April 14, 2009

Tranquilo

Spring has finally arrived in the Baja, the days are warming up pleasantly but the nights are still cool. The garden at Casa Boleo is full of Easter lilies which are starting to bloom. We have a whole flower bed full of them opening up. The mango trees all have little tiny mangoes on them no bigger than a pea right now. The birds are everywhere looking for things to feed their babies. Yesterday I saw an industrious couple of sparrows busily peeling bugs off the radiator grill of a parked truck. And suddenly a peculiar kind of a bumblebee has resurfaced that is called a moscaron. They are big and black and in constant motion zooming around at slow speed. I have never seen one land on anything. They are territorial toward one another. People here tell me they have a really mean bite, but only if bothered. They are about half the size of a hummingbird.

Esperando and I drove up to Loreto with Sweet Pickle to spend Easter weekend and celebrate our anniversary. On the drive there we detoured to Santa Inez to see if our favorite beach had been invaded, but all we saw was a couple of families and lots of empty beach. I guess the road is too long and bumpy, and what with no services such as minimarts or little restaurants it doesn’t draw the same crowd. We drove back to the highway and sure enough all the beautiful beaches were as advertised, a tent city of Mexican tourists packed in as tight as sardines for Semana Santa. I must say it looked like everyone was having fun, we have never seen these beaches so crowded even when the gringos took them over earlier in January and February (which has the very worst weather—cold and lots of wind and blowing sand, crazy gringos).

When we got to Loreto we walked through an open house at the Inn at Loreto Bay. It was a 2 bedroom, 2 bath condo with beautiful architectural detail, a small outdoor patio downstairs, and upstairs a nice outdoor kitchen with plenty of rooftop space for entertaining. We meet some nice people on the beach that spend half the year there and the other half in the U.S. It sort of bothers us the idea of living in a gringo enclave, but so far everyone we met connected with that property seems really nice. We were ready to buy in, but can’t afford it right now, we’re still pouring money into the Casa Abeja remodel.

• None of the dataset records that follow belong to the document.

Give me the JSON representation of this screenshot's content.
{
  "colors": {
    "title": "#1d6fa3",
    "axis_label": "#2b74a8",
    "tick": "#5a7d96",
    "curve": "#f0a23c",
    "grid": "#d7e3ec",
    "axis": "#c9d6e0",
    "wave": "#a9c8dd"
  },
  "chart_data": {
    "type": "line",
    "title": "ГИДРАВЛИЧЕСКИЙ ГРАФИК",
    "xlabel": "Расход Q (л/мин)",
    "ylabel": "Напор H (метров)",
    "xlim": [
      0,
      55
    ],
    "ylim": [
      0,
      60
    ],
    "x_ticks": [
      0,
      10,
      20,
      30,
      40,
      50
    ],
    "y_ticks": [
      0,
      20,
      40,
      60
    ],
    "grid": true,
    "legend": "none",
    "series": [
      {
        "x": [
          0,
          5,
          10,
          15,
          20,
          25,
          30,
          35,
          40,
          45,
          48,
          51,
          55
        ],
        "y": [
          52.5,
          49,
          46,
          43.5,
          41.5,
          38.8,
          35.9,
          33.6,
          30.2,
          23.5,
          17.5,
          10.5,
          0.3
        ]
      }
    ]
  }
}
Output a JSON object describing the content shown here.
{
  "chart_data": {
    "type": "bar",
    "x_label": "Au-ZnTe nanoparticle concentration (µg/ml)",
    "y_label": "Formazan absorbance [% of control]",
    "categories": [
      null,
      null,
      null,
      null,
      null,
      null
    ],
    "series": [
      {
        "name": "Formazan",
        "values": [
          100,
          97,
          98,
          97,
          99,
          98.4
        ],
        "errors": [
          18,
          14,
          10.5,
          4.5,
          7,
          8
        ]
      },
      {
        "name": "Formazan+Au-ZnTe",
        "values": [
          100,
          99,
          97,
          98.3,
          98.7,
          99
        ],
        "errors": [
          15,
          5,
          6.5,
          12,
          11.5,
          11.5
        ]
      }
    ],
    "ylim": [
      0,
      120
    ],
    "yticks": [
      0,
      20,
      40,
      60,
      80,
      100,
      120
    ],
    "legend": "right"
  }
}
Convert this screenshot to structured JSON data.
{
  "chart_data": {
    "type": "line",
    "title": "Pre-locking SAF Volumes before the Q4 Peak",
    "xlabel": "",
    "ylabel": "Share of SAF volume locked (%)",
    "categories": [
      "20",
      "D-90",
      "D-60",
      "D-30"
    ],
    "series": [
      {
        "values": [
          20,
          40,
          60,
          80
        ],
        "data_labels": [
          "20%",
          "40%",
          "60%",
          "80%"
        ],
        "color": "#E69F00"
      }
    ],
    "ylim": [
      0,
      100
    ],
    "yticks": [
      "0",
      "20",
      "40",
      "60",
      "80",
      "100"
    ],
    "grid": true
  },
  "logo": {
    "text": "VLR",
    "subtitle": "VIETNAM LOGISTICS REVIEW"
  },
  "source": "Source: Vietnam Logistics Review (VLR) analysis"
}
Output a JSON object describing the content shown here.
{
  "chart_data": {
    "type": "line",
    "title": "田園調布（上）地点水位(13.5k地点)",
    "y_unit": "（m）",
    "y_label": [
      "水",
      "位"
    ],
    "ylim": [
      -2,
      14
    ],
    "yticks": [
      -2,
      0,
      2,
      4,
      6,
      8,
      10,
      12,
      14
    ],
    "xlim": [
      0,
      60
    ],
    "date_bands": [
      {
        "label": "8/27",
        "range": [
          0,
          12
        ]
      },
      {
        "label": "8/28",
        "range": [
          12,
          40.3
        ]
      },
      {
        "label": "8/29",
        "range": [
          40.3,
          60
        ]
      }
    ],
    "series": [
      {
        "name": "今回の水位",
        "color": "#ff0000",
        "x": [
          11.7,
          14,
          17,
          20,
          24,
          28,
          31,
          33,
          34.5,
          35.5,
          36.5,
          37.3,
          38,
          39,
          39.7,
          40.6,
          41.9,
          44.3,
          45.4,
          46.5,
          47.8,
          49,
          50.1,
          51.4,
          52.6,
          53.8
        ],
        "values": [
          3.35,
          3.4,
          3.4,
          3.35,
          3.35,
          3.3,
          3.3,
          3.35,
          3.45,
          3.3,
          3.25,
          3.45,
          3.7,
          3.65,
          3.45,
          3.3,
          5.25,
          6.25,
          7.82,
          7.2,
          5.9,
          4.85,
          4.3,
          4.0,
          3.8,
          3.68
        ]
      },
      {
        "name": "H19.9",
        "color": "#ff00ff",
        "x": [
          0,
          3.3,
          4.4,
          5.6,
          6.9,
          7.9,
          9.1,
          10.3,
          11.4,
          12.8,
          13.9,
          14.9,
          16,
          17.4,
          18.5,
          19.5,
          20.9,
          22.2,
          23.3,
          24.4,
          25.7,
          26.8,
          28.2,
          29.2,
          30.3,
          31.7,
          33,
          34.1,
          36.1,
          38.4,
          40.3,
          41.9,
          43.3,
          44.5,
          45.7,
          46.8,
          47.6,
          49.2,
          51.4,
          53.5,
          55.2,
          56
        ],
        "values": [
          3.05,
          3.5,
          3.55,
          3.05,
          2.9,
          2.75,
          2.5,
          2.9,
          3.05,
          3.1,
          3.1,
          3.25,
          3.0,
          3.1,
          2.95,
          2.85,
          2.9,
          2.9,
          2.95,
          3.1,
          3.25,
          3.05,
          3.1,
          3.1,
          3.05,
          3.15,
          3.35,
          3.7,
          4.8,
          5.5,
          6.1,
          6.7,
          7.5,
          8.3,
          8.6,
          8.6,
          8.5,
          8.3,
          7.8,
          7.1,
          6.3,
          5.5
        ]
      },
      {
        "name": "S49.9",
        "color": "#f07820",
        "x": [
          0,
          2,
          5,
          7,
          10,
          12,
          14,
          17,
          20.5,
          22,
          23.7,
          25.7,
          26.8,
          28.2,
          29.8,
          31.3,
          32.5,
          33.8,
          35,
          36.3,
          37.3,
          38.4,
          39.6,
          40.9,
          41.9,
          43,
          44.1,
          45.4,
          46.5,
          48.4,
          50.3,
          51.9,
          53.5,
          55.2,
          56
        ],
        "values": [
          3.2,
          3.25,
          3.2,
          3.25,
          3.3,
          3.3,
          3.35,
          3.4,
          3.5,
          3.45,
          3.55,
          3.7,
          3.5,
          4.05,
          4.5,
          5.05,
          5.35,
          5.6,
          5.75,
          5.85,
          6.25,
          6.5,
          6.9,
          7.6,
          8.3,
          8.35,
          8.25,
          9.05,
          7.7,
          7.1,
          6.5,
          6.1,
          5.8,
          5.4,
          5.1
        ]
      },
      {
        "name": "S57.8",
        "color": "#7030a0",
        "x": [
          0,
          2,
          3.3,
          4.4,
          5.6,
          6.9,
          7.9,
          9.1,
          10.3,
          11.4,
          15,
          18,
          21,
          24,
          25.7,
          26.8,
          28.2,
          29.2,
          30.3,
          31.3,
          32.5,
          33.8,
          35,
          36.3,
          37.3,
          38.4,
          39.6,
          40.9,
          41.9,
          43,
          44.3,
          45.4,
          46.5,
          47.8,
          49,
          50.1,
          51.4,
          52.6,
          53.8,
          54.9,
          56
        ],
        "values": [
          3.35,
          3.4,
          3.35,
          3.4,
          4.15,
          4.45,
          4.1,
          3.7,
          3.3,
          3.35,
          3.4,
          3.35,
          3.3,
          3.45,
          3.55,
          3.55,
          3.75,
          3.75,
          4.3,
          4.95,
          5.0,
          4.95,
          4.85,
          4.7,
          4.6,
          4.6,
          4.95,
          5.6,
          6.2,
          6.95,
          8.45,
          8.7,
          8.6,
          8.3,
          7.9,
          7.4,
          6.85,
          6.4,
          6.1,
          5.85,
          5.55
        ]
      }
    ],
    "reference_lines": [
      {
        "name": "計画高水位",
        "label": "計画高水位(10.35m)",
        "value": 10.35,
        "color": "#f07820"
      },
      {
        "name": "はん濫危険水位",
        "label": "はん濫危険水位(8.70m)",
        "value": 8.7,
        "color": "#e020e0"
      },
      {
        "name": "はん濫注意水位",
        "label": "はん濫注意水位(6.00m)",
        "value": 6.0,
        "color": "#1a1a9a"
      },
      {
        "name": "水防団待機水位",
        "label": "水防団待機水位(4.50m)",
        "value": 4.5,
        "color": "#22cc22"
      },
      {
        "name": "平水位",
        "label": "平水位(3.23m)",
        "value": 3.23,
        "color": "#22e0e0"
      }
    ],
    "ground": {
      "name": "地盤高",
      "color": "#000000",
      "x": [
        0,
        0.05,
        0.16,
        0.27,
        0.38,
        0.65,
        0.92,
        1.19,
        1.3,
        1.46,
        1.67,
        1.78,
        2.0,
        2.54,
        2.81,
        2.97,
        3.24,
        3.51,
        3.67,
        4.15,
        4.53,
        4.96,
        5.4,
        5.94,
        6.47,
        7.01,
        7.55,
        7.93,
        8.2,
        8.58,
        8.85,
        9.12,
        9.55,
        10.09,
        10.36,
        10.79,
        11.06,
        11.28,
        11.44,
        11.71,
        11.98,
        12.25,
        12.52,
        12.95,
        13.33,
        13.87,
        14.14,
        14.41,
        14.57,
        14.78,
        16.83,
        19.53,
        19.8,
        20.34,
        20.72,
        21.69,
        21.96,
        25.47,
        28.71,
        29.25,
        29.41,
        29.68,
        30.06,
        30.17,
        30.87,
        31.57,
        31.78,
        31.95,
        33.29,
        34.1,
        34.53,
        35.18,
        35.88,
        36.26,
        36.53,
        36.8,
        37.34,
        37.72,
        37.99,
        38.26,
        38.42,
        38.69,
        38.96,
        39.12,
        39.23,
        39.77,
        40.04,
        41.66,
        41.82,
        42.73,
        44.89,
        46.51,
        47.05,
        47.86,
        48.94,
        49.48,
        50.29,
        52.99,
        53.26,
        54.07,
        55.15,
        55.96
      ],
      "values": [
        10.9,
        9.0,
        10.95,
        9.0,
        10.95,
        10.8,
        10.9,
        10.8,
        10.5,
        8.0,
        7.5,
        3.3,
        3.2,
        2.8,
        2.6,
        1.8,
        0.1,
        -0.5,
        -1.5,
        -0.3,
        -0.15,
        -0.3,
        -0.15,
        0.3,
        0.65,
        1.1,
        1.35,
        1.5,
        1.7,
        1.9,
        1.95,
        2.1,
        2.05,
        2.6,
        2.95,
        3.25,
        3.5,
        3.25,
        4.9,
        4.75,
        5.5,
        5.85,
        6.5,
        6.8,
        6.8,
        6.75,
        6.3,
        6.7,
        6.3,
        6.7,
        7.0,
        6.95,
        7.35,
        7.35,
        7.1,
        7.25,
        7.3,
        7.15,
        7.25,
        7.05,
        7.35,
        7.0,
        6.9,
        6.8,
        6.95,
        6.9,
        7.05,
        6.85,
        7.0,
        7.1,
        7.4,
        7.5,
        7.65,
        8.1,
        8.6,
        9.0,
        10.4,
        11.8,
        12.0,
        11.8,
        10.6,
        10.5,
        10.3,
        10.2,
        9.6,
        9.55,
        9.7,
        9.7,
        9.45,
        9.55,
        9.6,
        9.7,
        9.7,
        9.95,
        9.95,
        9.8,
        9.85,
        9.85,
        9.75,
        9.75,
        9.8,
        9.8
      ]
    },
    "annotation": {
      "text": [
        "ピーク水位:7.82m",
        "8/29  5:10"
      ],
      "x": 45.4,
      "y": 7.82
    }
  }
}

That evening we drove into Loreto and had a nice dinner at El Mediterraneo on the Malecon recommended by Ray in Mulege. It has a great atmosphere and an excellent wine list. We shared the paella, I don’t believe I’ve ever had a paella that I fell in love with, even in Spain. This one was full of great shellfish but still didn’t do the trick for me. What was fun was watching all the cars cruising by from our second story perch. It was a regular bumper-to-bumper promenade of just about everyone: cops, army guys in jeeps, beer drinking teenagers packed in truck beds, grandmothers in Toyotas and dogs on their way somewhere.